Millie plans to announce two new locations later this year and is looking beyond California, she noted.
The U.S. is an outlier among peer nations in the low use of midwives in the maternity workforce.
"When you look at Canada, the U.K., France, Germany, the Nordic countries, front-line care from the community is provided by midwives and OB-GYNs really get involved when more care is needed. We've sort of done it backwards here in the U.S.," Sharma said. "For low- to moderate-risk pregnancies, and even for higher-risk pregnancies, a big portion of maternity care can be provided by midwifes and, hands down, it creates better outcomes with lower rates of C-sections. They are the right care provider—that's their training and they're very skilled at promoting natural vaginal birth."
She added, "They practice medicine very differently. They're not proceduralists, they're basically designed to care for people going through this journey, which can require a level of clinical care, but doesn't always require a level of medicalization that OB-GYNs bring to the problem."
Studies consistently show that midwives are the optimal provider for more than 80% of pregnancies that are classified as low-to-moderate risk, with lower C-section rates and higher patient satisfaction scores.
There also is a shortage of OB-GYNs, and the Health Resources and Services Administration estimates a shortfall of 5,170 of these specialist providers by 2030.
Millie employs certified nurse midwives, medical experts who are trained and licensed as both registered nurses and midwives. They are known for their intimate knowledge of pregnancy and the labor process along with their minimal-intervention approach that promotes physiological birth, according to the company. Millie patients get access to an OB-GYN for consults and additional services include home postpartum visits and 1:1 coaching with doulas.
A recent survey found that demand for midwifery care is rapidly growing, supported by a favorable regulatory landscape. In 2023, the Centers for Medicare & Medicaid Services rolled out a new payment model that aims to support state Medicaid agencies in offering whole-person maternal care. The model backs increased access to key providers, such as doulas, midwives or birth centers.
Millie says its midwife-led care model has shown better health outcomes with 30% better C-section rates among low-risk, first-time mothers and 67% better preterm birth rates.
There also are opportunities for Millie to provide more longitudinal care to patients beyond pregnancy and delivery. "We've definitely found that once patients establish care, they wanted to stay. Our patient population, the median age is in their mid-30s, and so before too long, I anticipate will be in perimenopause and menopause care, too," Sharma said.

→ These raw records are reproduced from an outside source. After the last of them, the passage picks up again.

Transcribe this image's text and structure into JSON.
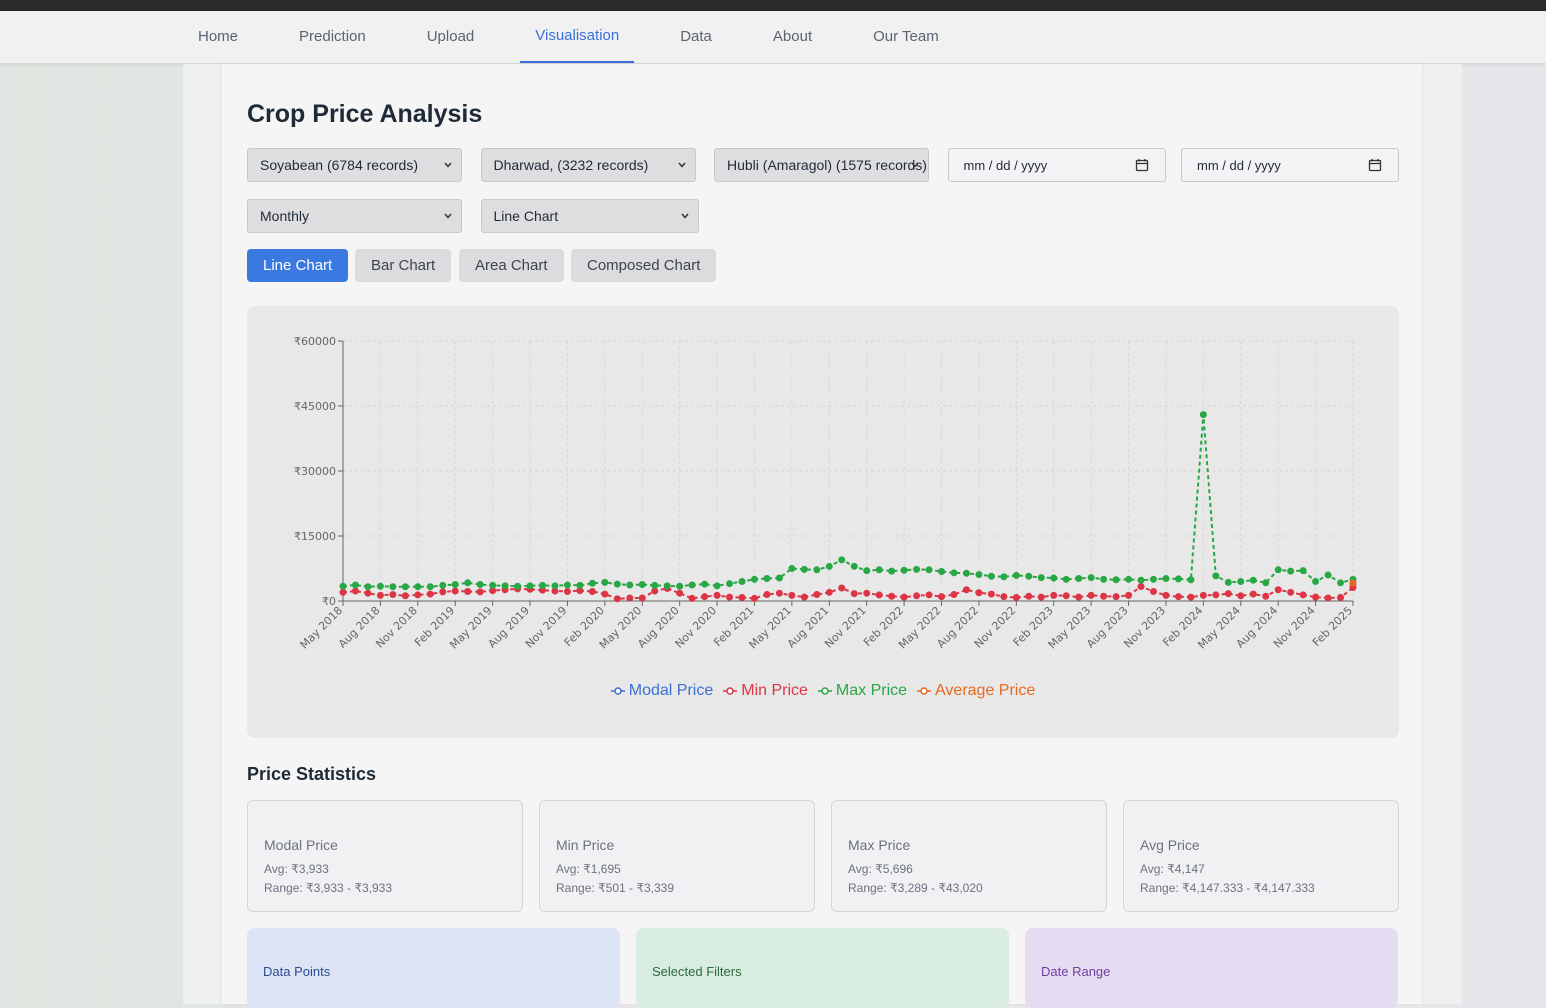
{
  "nav": {
    "items": [
      "Home",
      "Prediction",
      "Upload",
      "Visualisation",
      "Data",
      "About",
      "Our Team"
    ],
    "active": 3
  },
  "page": {
    "title": "Crop Price Analysis"
  },
  "filters": {
    "selects": [
      "Soyabean (6784 records)",
      "Dharwad, (3232 records)",
      "Hubli (Amaragol) (1575 records)"
    ],
    "date_inputs": [
      "mm / dd / yyyy",
      "mm / dd / yyyy"
    ],
    "aggregation": "Monthly",
    "chart_select": "Line Chart"
  },
  "chart_buttons": {
    "items": [
      "Line Chart",
      "Bar Chart",
      "Area Chart",
      "Composed Chart"
    ],
    "active": 0
  },
  "chart_data": {
    "type": "line",
    "categories": [
      "May 2018",
      null,
      null,
      "Aug 2018",
      null,
      null,
      "Nov 2018",
      null,
      null,
      "Feb 2019",
      null,
      null,
      "May 2019",
      null,
      null,
      "Aug 2019",
      null,
      null,
      "Nov 2019",
      null,
      null,
      "Feb 2020",
      null,
      null,
      "May 2020",
      null,
      null,
      "Aug 2020",
      null,
      null,
      "Nov 2020",
      null,
      null,
      "Feb 2021",
      null,
      null,
      "May 2021",
      null,
      null,
      "Aug 2021",
      null,
      null,
      "Nov 2021",
      null,
      null,
      "Feb 2022",
      null,
      null,
      "May 2022",
      null,
      null,
      "Aug 2022",
      null,
      null,
      "Nov 2022",
      null,
      null,
      "Feb 2023",
      null,
      null,
      "May 2023",
      null,
      null,
      "Aug 2023",
      null,
      null,
      "Nov 2023",
      null,
      null,
      "Feb 2024",
      null,
      null,
      "May 2024",
      null,
      null,
      "Aug 2024",
      null,
      null,
      "Nov 2024",
      null,
      null,
      "Feb 2025"
    ],
    "series": [
      {
        "name": "Modal Price",
        "color": "#3b6fd6",
        "values": [
          null,
          null,
          null,
          null,
          null,
          null,
          null,
          null,
          null,
          null,
          null,
          null,
          null,
          null,
          null,
          null,
          null,
          null,
          null,
          null,
          null,
          null,
          null,
          null,
          null,
          null,
          null,
          null,
          null,
          null,
          null,
          null,
          null,
          null,
          null,
          null,
          null,
          null,
          null,
          null,
          null,
          null,
          null,
          null,
          null,
          null,
          null,
          null,
          null,
          null,
          null,
          null,
          null,
          null,
          null,
          null,
          null,
          null,
          null,
          null,
          null,
          null,
          null,
          null,
          null,
          null,
          null,
          null,
          null,
          null,
          null,
          null,
          null,
          null,
          null,
          null,
          null,
          null,
          null,
          null,
          null,
          3933
        ]
      },
      {
        "name": "Min Price",
        "color": "#dc3545",
        "values": [
          2000,
          2300,
          1800,
          1300,
          1500,
          1200,
          1400,
          1600,
          2100,
          2300,
          2200,
          2100,
          2400,
          2600,
          2800,
          2700,
          2500,
          2300,
          2200,
          2400,
          2200,
          1600,
          501,
          700,
          700,
          2300,
          2900,
          1800,
          600,
          1000,
          1300,
          900,
          800,
          600,
          1500,
          1800,
          1300,
          900,
          1500,
          2000,
          3000,
          1700,
          1800,
          1400,
          1100,
          900,
          1200,
          1400,
          1000,
          1500,
          2600,
          1900,
          1600,
          1000,
          800,
          1100,
          900,
          1300,
          1200,
          900,
          1300,
          1100,
          1000,
          1300,
          3339,
          2200,
          1300,
          1000,
          900,
          1300,
          1400,
          1700,
          1200,
          1600,
          1100,
          2600,
          2000,
          1400,
          900,
          700,
          800,
          3100
        ]
      },
      {
        "name": "Max Price",
        "color": "#28a745",
        "values": [
          3400,
          3700,
          3300,
          3400,
          3300,
          3289,
          3300,
          3300,
          3600,
          3800,
          4200,
          3800,
          3600,
          3500,
          3400,
          3500,
          3600,
          3500,
          3700,
          3600,
          4100,
          4300,
          3900,
          3700,
          3800,
          3600,
          3500,
          3400,
          3700,
          3900,
          3500,
          4000,
          4500,
          5000,
          5200,
          5300,
          7500,
          7300,
          7200,
          8000,
          9500,
          8000,
          7000,
          7200,
          6900,
          7100,
          7300,
          7200,
          6800,
          6500,
          6400,
          6100,
          5700,
          5600,
          5900,
          5700,
          5400,
          5300,
          5000,
          5200,
          5400,
          5000,
          4900,
          5000,
          4800,
          5000,
          5200,
          5100,
          4900,
          43020,
          5800,
          4300,
          4500,
          4800,
          4200,
          7200,
          6900,
          7000,
          4500,
          6000,
          4200,
          5000
        ]
      },
      {
        "name": "Average Price",
        "color": "#e8691d",
        "values": [
          null,
          null,
          null,
          null,
          null,
          null,
          null,
          null,
          null,
          null,
          null,
          null,
          null,
          null,
          null,
          null,
          null,
          null,
          null,
          null,
          null,
          null,
          null,
          null,
          null,
          null,
          null,
          null,
          null,
          null,
          null,
          null,
          null,
          null,
          null,
          null,
          null,
          null,
          null,
          null,
          null,
          null,
          null,
          null,
          null,
          null,
          null,
          null,
          null,
          null,
          null,
          null,
          null,
          null,
          null,
          null,
          null,
          null,
          null,
          null,
          null,
          null,
          null,
          null,
          null,
          null,
          null,
          null,
          null,
          null,
          null,
          null,
          null,
          null,
          null,
          null,
          null,
          null,
          null,
          null,
          null,
          4147.333
        ]
      }
    ],
    "ylim": [
      0,
      60000
    ],
    "yticks": [
      {
        "value": 0,
        "label": "₹0"
      },
      {
        "value": 15000,
        "label": "₹15000"
      },
      {
        "value": 30000,
        "label": "₹30000"
      },
      {
        "value": 45000,
        "label": "₹45000"
      },
      {
        "value": 60000,
        "label": "₹60000"
      }
    ],
    "grid": true,
    "legend": "bottom"
  },
  "statistics": {
    "title": "Price Statistics",
    "cards": [
      {
        "label": "Modal Price",
        "avg": "Avg: ₹3,933",
        "range": "Range: ₹3,933 - ₹3,933"
      },
      {
        "label": "Min Price",
        "avg": "Avg: ₹1,695",
        "range": "Range: ₹501 - ₹3,339"
      },
      {
        "label": "Max Price",
        "avg": "Avg: ₹5,696",
        "range": "Range: ₹3,289 - ₹43,020"
      },
      {
        "label": "Avg Price",
        "avg": "Avg: ₹4,147",
        "range": "Range: ₹4,147.333 - ₹4,147.333"
      }
    ]
  },
  "summary_cards": [
    "Data Points",
    "Selected Filters",
    "Date Range"
  ]
}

“Millie’s inclusive approach, focus on overlooked markets, broad-based health system partnership strategy, and in-network care is purpose-built to address critical access gaps in maternity care,” said Erin Harkless Moore, managing director for investments at Pivotal Ventures, in a statement. “Its experienced team and capital efficient model offer significant potential for change at scale.”
Startup Oula also offers a maternity center that combines obstetrics with midwifery. The company, based on the opposite coast from Millie in New York City, clinched $28 million in series B funding last year to open new clinics and offer more services.